You can wait for stock trading for a few days until the profit target is reached. However, if the stock price has not improved for months, you should sell at a loss. It will also prevent you from experiencing more severe losses.
3. Trading gold
There is also gold trading that does not require you to have physical gold. You make a gold transaction through an application that has been legally registered.
You also don't have to bother carrying gold bullion everywhere. Simply deposit some funds as capital, you buy gold at a falling price, then sell it when the price is rising.
Later when you feel that you have done enough transactions, the gold can be printed into physical form in an official place. Usually the agent you choose will provide information regarding genuine gold printing.
Gold is good for trading because of its stable price and being a global medium of exchange. This means that no matter where you are, exchanging gold into money in any country is legal.
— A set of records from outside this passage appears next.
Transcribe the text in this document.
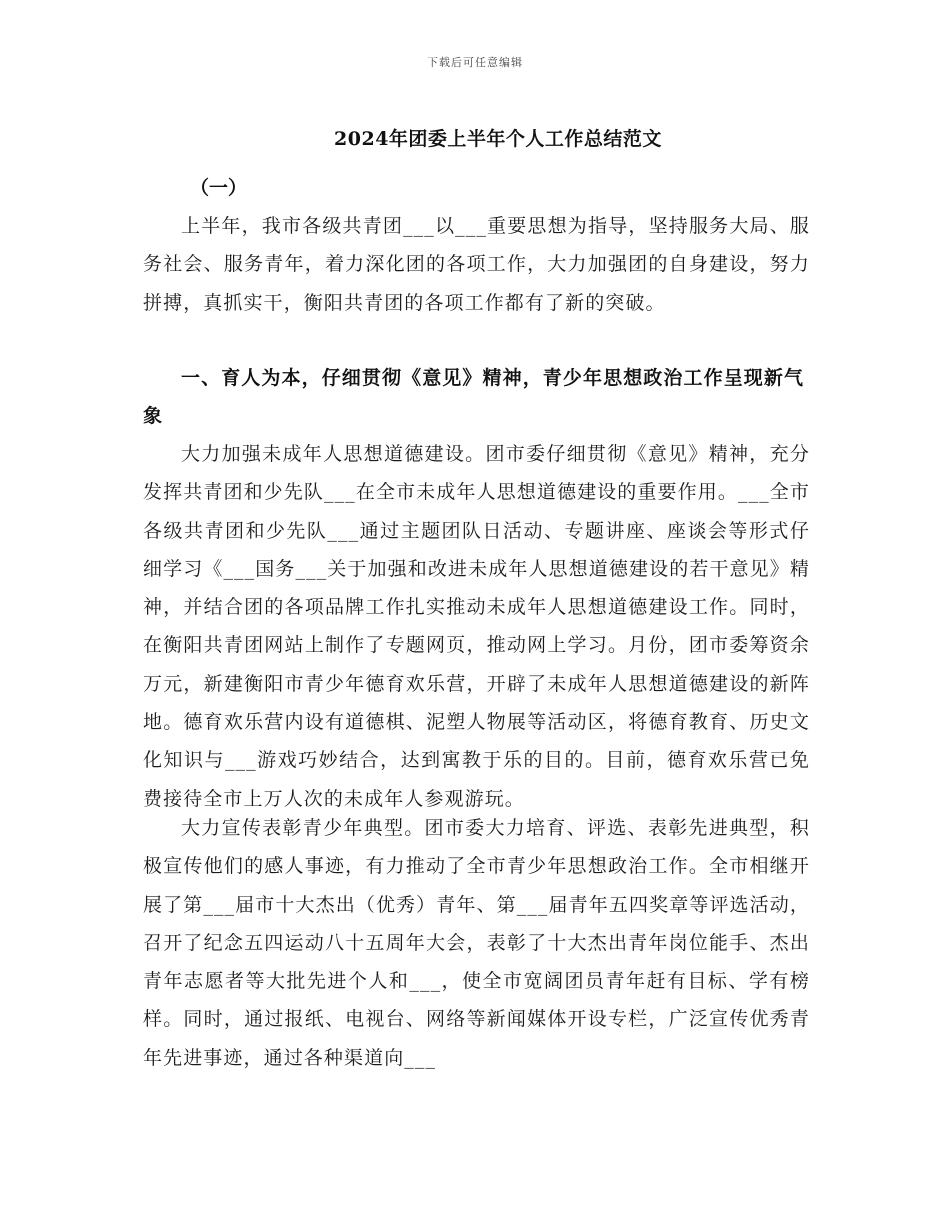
下载后可任意编辑
2024年团委上半年个人工作总结范文
（一）

上半年，我市各级共青团___以___重要思想为指导，坚持服务大局、服务社会、服务青年，着力深化团的各项工作，大力加强团的自身建设，努力拼搏，真抓实干，衡阳共青团的各项工作都有了新的突破。

一、育人为本，仔细贯彻《意见》精神，青少年思想政治工作呈现新气象

大力加强未成年人思想道德建设。团市委仔细贯彻《意见》精神，充分发挥共青团和少先队___在全市未成年人思想道德建设的重要作用。___全市各级共青团和少先队___通过主题团队日活动、专题讲座、座谈会等形式仔细学习《___国务___关于加强和改进未成年人思想道德建设的若干意见》精神，并结合团的各项品牌工作扎实推动未成年人思想道德建设工作。同时，在衡阳共青团网站上制作了专题网页，推动网上学习。月份，团市委筹资余万元，新建衡阳市青少年德育欢乐营，开辟了未成年人思想道德建设的新阵地。德育欢乐营内设有道德棋、泥塑人物展等活动区，将德育教育、历史文化知识与___游戏巧妙结合，达到寓教于乐的目的。目前，德育欢乐营已免费接待全市上万人次的未成年人参观游玩。

大力宣传表彰青少年典型。团市委大力培育、评选、表彰先进典型，积极宣传他们的感人事迹，有力推动了全市青少年思想政治工作。全市相继开展了第___届市十大杰出（优秀）青年、第___届青年五四奖章等评选活动，召开了纪念五四运动八十五周年大会，表彰了十大杰出青年岗位能手、杰出青年志愿者等大批先进个人和___，使全市宽阔团员青年赶有目标、学有榜样。同时，通过报纸、电视台、网络等新闻媒体开设专栏，广泛宣传优秀青年先进事迹，通过各种渠道向___
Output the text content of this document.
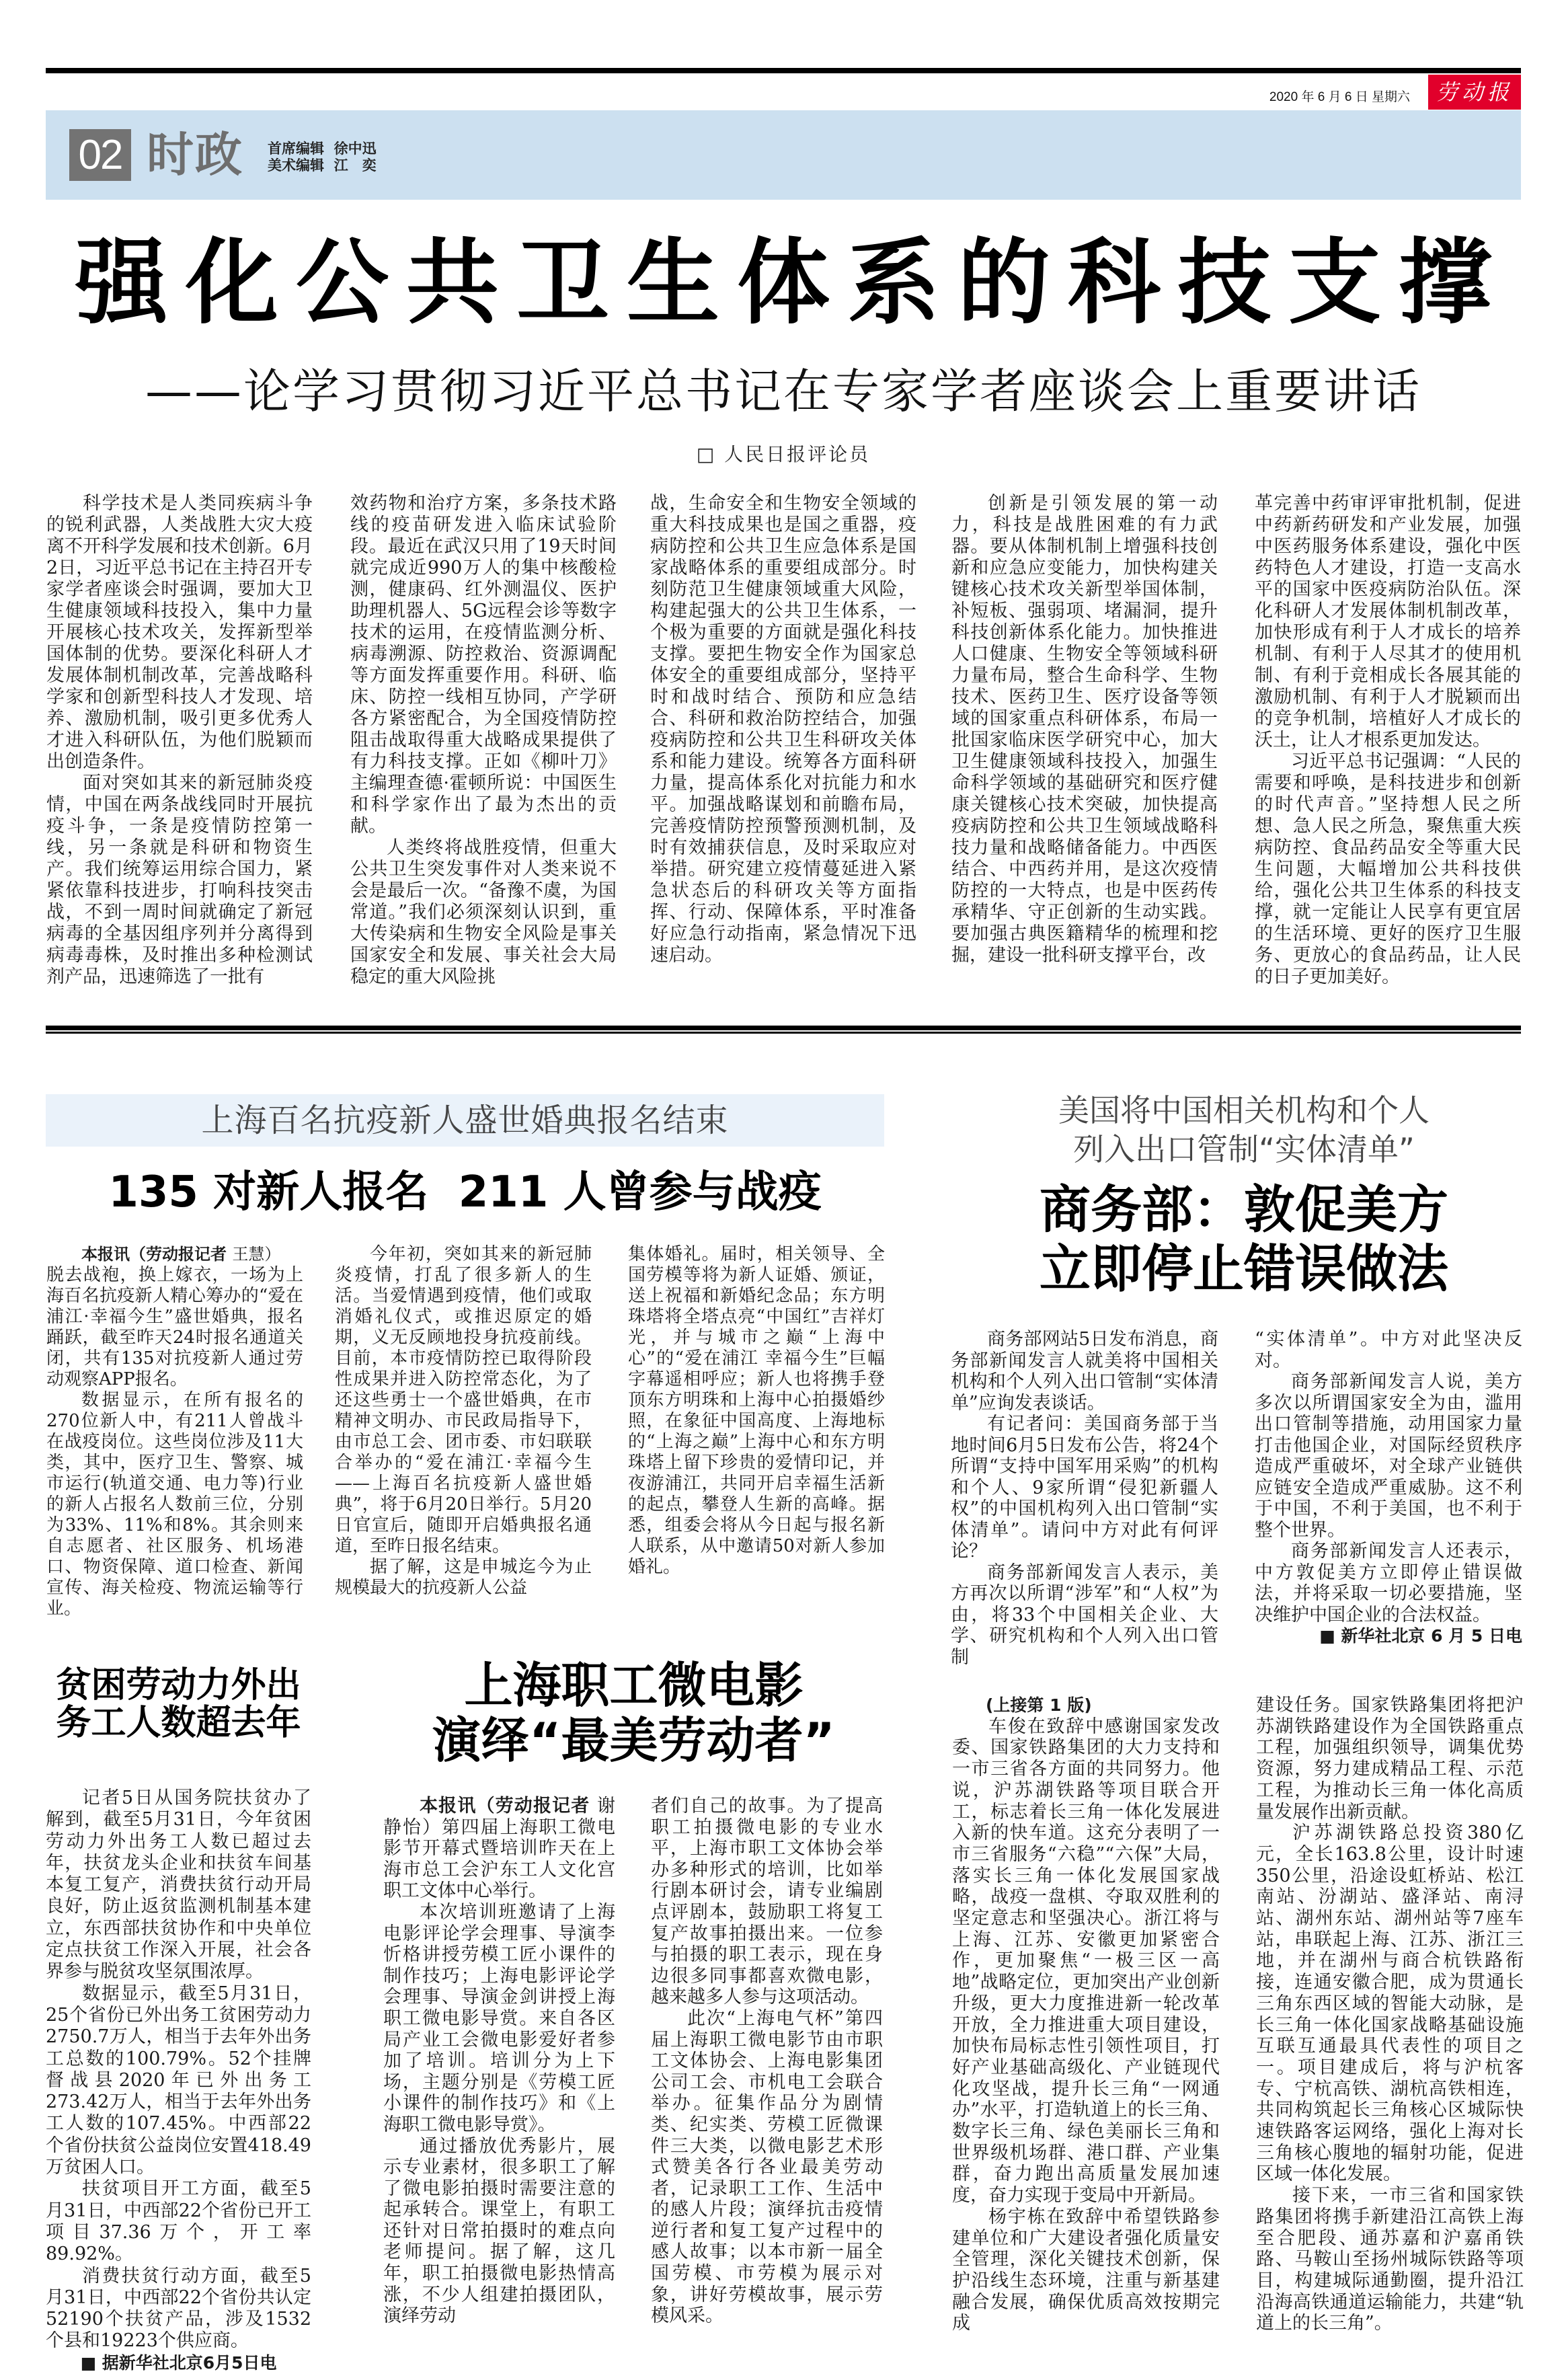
2020 年 6 月 6 日 星期六	劳动报
02 时政 首席编辑  徐中迅
美术编辑  江　奕
强化公共卫生体系的科技支撑
——论学习贯彻习近平总书记在专家学者座谈会上重要讲话
□ 人民日报评论员

科学技术是人类同疾病斗争的锐利武器，人类战胜大灾大疫离不开科学发展和技术创新。6月2日，习近平总书记在主持召开专家学者座谈会时强调，要加大卫生健康领域科技投入，集中力量开展核心技术攻关，发挥新型举国体制的优势。要深化科研人才发展体制机制改革，完善战略科学家和创新型科技人才发现、培养、激励机制，吸引更多优秀人才进入科研队伍，为他们脱颖而出创造条件。

面对突如其来的新冠肺炎疫情，中国在两条战线同时开展抗疫斗争，一条是疫情防控第一线，另一条就是科研和物资生产。我们统筹运用综合国力，紧紧依靠科技进步，打响科技突击战，不到一周时间就确定了新冠病毒的全基因组序列并分离得到病毒毒株，及时推出多种检测试剂产品，迅速筛选了一批有

效药物和治疗方案，多条技术路线的疫苗研发进入临床试验阶段。最近在武汉只用了19天时间就完成近990万人的集中核酸检测，健康码、红外测温仪、医护助理机器人、5G远程会诊等数字技术的运用，在疫情监测分析、病毒溯源、防控救治、资源调配等方面发挥重要作用。科研、临床、防控一线相互协同，产学研各方紧密配合，为全国疫情防控阻击战取得重大战略成果提供了有力科技支撑。正如《柳叶刀》主编理查德·霍顿所说：中国医生和科学家作出了最为杰出的贡献。

人类终将战胜疫情，但重大公共卫生突发事件对人类来说不会是最后一次。“备豫不虞，为国常道。”我们必须深刻认识到，重大传染病和生物安全风险是事关国家安全和发展、事关社会大局稳定的重大风险挑

战，生命安全和生物安全领域的重大科技成果也是国之重器，疫病防控和公共卫生应急体系是国家战略体系的重要组成部分。时刻防范卫生健康领域重大风险，构建起强大的公共卫生体系，一个极为重要的方面就是强化科技支撑。要把生物安全作为国家总体安全的重要组成部分，坚持平时和战时结合、预防和应急结合、科研和救治防控结合，加强疫病防控和公共卫生科研攻关体系和能力建设。统筹各方面科研力量，提高体系化对抗能力和水平。加强战略谋划和前瞻布局，完善疫情防控预警预测机制，及时有效捕获信息，及时采取应对举措。研究建立疫情蔓延进入紧急状态后的科研攻关等方面指挥、行动、保障体系，平时准备好应急行动指南，紧急情况下迅速启动。

创新是引领发展的第一动力，科技是战胜困难的有力武器。要从体制机制上增强科技创新和应急应变能力，加快构建关键核心技术攻关新型举国体制，补短板、强弱项、堵漏洞，提升科技创新体系化能力。加快推进人口健康、生物安全等领域科研力量布局，整合生命科学、生物技术、医药卫生、医疗设备等领域的国家重点科研体系，布局一批国家临床医学研究中心，加大卫生健康领域科技投入，加强生命科学领域的基础研究和医疗健康关键核心技术突破，加快提高疫病防控和公共卫生领域战略科技力量和战略储备能力。中西医结合、中西药并用，是这次疫情防控的一大特点，也是中医药传承精华、守正创新的生动实践。要加强古典医籍精华的梳理和挖掘，建设一批科研支撑平台，改

革完善中药审评审批机制，促进中药新药研发和产业发展，加强中医药服务体系建设，强化中医药特色人才建设，打造一支高水平的国家中医疫病防治队伍。深化科研人才发展体制机制改革，加快形成有利于人才成长的培养机制、有利于人尽其才的使用机制、有利于竞相成长各展其能的激励机制、有利于人才脱颖而出的竞争机制，培植好人才成长的沃土，让人才根系更加发达。

习近平总书记强调：“人民的需要和呼唤，是科技进步和创新的时代声音。”坚持想人民之所想、急人民之所急，聚焦重大疾病防控、食品药品安全等重大民生问题，大幅增加公共科技供给，强化公共卫生体系的科技支撑，就一定能让人民享有更宜居的生活环境、更好的医疗卫生服务、更放心的食品药品，让人民的日子更加美好。

上海百名抗疫新人盛世婚典报名结束
135 对新人报名  211 人曾参与战疫

本报讯（劳动报记者 王慧）

脱去战袍，换上嫁衣，一场为上海百名抗疫新人精心筹办的“爱在浦江·幸福今生”盛世婚典，报名踊跃，截至昨天24时报名通道关闭，共有135对抗疫新人通过劳动观察APP报名。

数据显示，在所有报名的270位新人中，有211人曾战斗在战疫岗位。这些岗位涉及11大类，其中，医疗卫生、警察、城市运行(轨道交通、电力等)行业的新人占报名人数前三位，分别为33%、11%和8%。其余则来自志愿者、社区服务、机场港口、物资保障、道口检查、新闻宣传、海关检疫、物流运输等行业。

今年初，突如其来的新冠肺炎疫情，打乱了很多新人的生活。当爱情遇到疫情，他们或取消婚礼仪式，或推迟原定的婚期，义无反顾地投身抗疫前线。目前，本市疫情防控已取得阶段性成果并进入防控常态化，为了还这些勇士一个盛世婚典，在市精神文明办、市民政局指导下，由市总工会、团市委、市妇联联合举办的“爱在浦江·幸福今生——上海百名抗疫新人盛世婚典”，将于6月20日举行。5月20日官宣后，随即开启婚典报名通道，至昨日报名结束。

据了解，这是申城迄今为止规模最大的抗疫新人公益

集体婚礼。届时，相关领导、全国劳模等将为新人证婚、颁证，送上祝福和新婚纪念品；东方明珠塔将全塔点亮“中国红”吉祥灯光，并与城市之巅“上海中心”的“爱在浦江 幸福今生”巨幅字幕遥相呼应；新人也将携手登顶东方明珠和上海中心拍摄婚纱照，在象征中国高度、上海地标的“上海之巅”上海中心和东方明珠塔上留下珍贵的爱情印记，并夜游浦江，共同开启幸福生活新的起点，攀登人生新的高峰。据悉，组委会将从今日起与报名新人联系，从中邀请50对新人参加婚礼。

美国将中国相关机构和个人
列入出口管制“实体清单”
商务部：敦促美方
立即停止错误做法

商务部网站5日发布消息，商务部新闻发言人就美将中国相关机构和个人列入出口管制“实体清单”应询发表谈话。

有记者问：美国商务部于当地时间6月5日发布公告，将24个所谓“支持中国军用采购”的机构和个人、9家所谓“侵犯新疆人权”的中国机构列入出口管制“实体清单”。请问中方对此有何评论？

商务部新闻发言人表示，美方再次以所谓“涉军”和“人权”为由，将33个中国相关企业、大学、研究机构和个人列入出口管制

“实体清单”。中方对此坚决反对。

商务部新闻发言人说，美方多次以所谓国家安全为由，滥用出口管制等措施，动用国家力量打击他国企业，对国际经贸秩序造成严重破坏，对全球产业链供应链安全造成严重威胁。这不利于中国，不利于美国，也不利于整个世界。

商务部新闻发言人还表示，中方敦促美方立即停止错误做法，并将采取一切必要措施，坚决维护中国企业的合法权益。

■ 新华社北京 6 月 5 日电

贫困劳动力外出
务工人数超去年

记者5日从国务院扶贫办了解到，截至5月31日，今年贫困劳动力外出务工人数已超过去年，扶贫龙头企业和扶贫车间基本复工复产，消费扶贫行动开局良好，防止返贫监测机制基本建立，东西部扶贫协作和中央单位定点扶贫工作深入开展，社会各界参与脱贫攻坚氛围浓厚。

数据显示，截至5月31日，25个省份已外出务工贫困劳动力2750.7万人，相当于去年外出务工总数的100.79%。52个挂牌督战县2020年已外出务工273.42万人，相当于去年外出务工人数的107.45%。中西部22个省份扶贫公益岗位安置418.49万贫困人口。

扶贫项目开工方面，截至5月31日，中西部22个省份已开工项目37.36万个，开工率89.92%。

消费扶贫行动方面，截至5月31日，中西部22个省份共认定52190个扶贫产品，涉及1532个县和19223个供应商。

■ 据新华社北京6月5日电

上海职工微电影
演绎“最美劳动者”

本报讯（劳动报记者 谢静怡）第四届上海职工微电影节开幕式暨培训昨天在上海市总工会沪东工人文化宫职工文体中心举行。

本次培训班邀请了上海电影评论学会理事、导演李忻格讲授劳模工匠小课件的制作技巧；上海电影评论学会理事、导演金剑讲授上海职工微电影导赏。来自各区局产业工会微电影爱好者参加了培训。培训分为上下场，主题分别是《劳模工匠小课件的制作技巧》和《上海职工微电影导赏》。

通过播放优秀影片，展示专业素材，很多职工了解了微电影拍摄时需要注意的起承转合。课堂上，有职工还针对日常拍摄时的难点向老师提问。据了解，这几年，职工拍摄微电影热情高涨，不少人组建拍摄团队，演绎劳动

者们自己的故事。为了提高职工拍摄微电影的专业水平，上海市职工文体协会举办多种形式的培训，比如举行剧本研讨会，请专业编剧点评剧本，鼓励职工将复工复产故事拍摄出来。一位参与拍摄的职工表示，现在身边很多同事都喜欢微电影，越来越多人参与这项活动。

此次“上海电气杯”第四届上海职工微电影节由市职工文体协会、上海电影集团公司工会、市机电工会联合举办。征集作品分为剧情类、纪实类、劳模工匠微课件三大类，以微电影艺术形式赞美各行各业最美劳动者，记录职工工作、生活中的感人片段；演绎抗击疫情逆行者和复工复产过程中的感人故事；以本市新一届全国劳模、市劳模为展示对象，讲好劳模故事，展示劳模风采。

(上接第 1 版)

车俊在致辞中感谢国家发改委、国家铁路集团的大力支持和一市三省各方面的共同努力。他说，沪苏湖铁路等项目联合开工，标志着长三角一体化发展进入新的快车道。这充分表明了一市三省服务“六稳”“六保”大局，落实长三角一体化发展国家战略，战疫一盘棋、夺取双胜利的坚定意志和坚强决心。浙江将与上海、江苏、安徽更加紧密合作，更加聚焦“一极三区一高地”战略定位，更加突出产业创新升级，更大力度推进新一轮改革开放，全力推进重大项目建设，加快布局标志性引领性项目，打好产业基础高级化、产业链现代化攻坚战，提升长三角“一网通办”水平，打造轨道上的长三角、数字长三角、绿色美丽长三角和世界级机场群、港口群、产业集群，奋力跑出高质量发展加速度，奋力实现于变局中开新局。

杨宇栋在致辞中希望铁路参建单位和广大建设者强化质量安全管理，深化关键技术创新，保护沿线生态环境，注重与新基建融合发展，确保优质高效按期完成

建设任务。国家铁路集团将把沪苏湖铁路建设作为全国铁路重点工程，加强组织领导，调集优势资源，努力建成精品工程、示范工程，为推动长三角一体化高质量发展作出新贡献。

沪苏湖铁路总投资380亿元，全长163.8公里，设计时速350公里，沿途设虹桥站、松江南站、汾湖站、盛泽站、南浔站、湖州东站、湖州站等7座车站，串联起上海、江苏、浙江三地，并在湖州与商合杭铁路衔接，连通安徽合肥，成为贯通长三角东西区域的智能大动脉，是长三角一体化国家战略基础设施互联互通最具代表性的项目之一。项目建成后，将与沪杭客专、宁杭高铁、湖杭高铁相连，共同构筑起长三角核心区城际快速铁路客运网络，强化上海对长三角核心腹地的辐射功能，促进区域一体化发展。

接下来，一市三省和国家铁路集团将携手新建沿江高铁上海至合肥段、通苏嘉和沪嘉甬铁路、马鞍山至扬州城际铁路等项目，构建城际通勤圈，提升沿江沿海高铁通道运输能力，共建“轨道上的长三角”。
4. Trading cryptocurrencies
The next type of trading that is often used is
cryptocurrency trading. To do so you need to enter the cryptocurrency market. This means that you have to go through an intermediary through a special crypto broker.
Crypto price fluctuations have both advantages and risks for traders. This digital currency can experience high price spikes, you can get abundant profits.
However, cryptocurrency prices can also plummet when the market is down. It makes traders and investors flock to sell their crypto.
For this reason, you are required to pay attention to market conditions and set targets that are not too high so as not to get caught in a profit trap.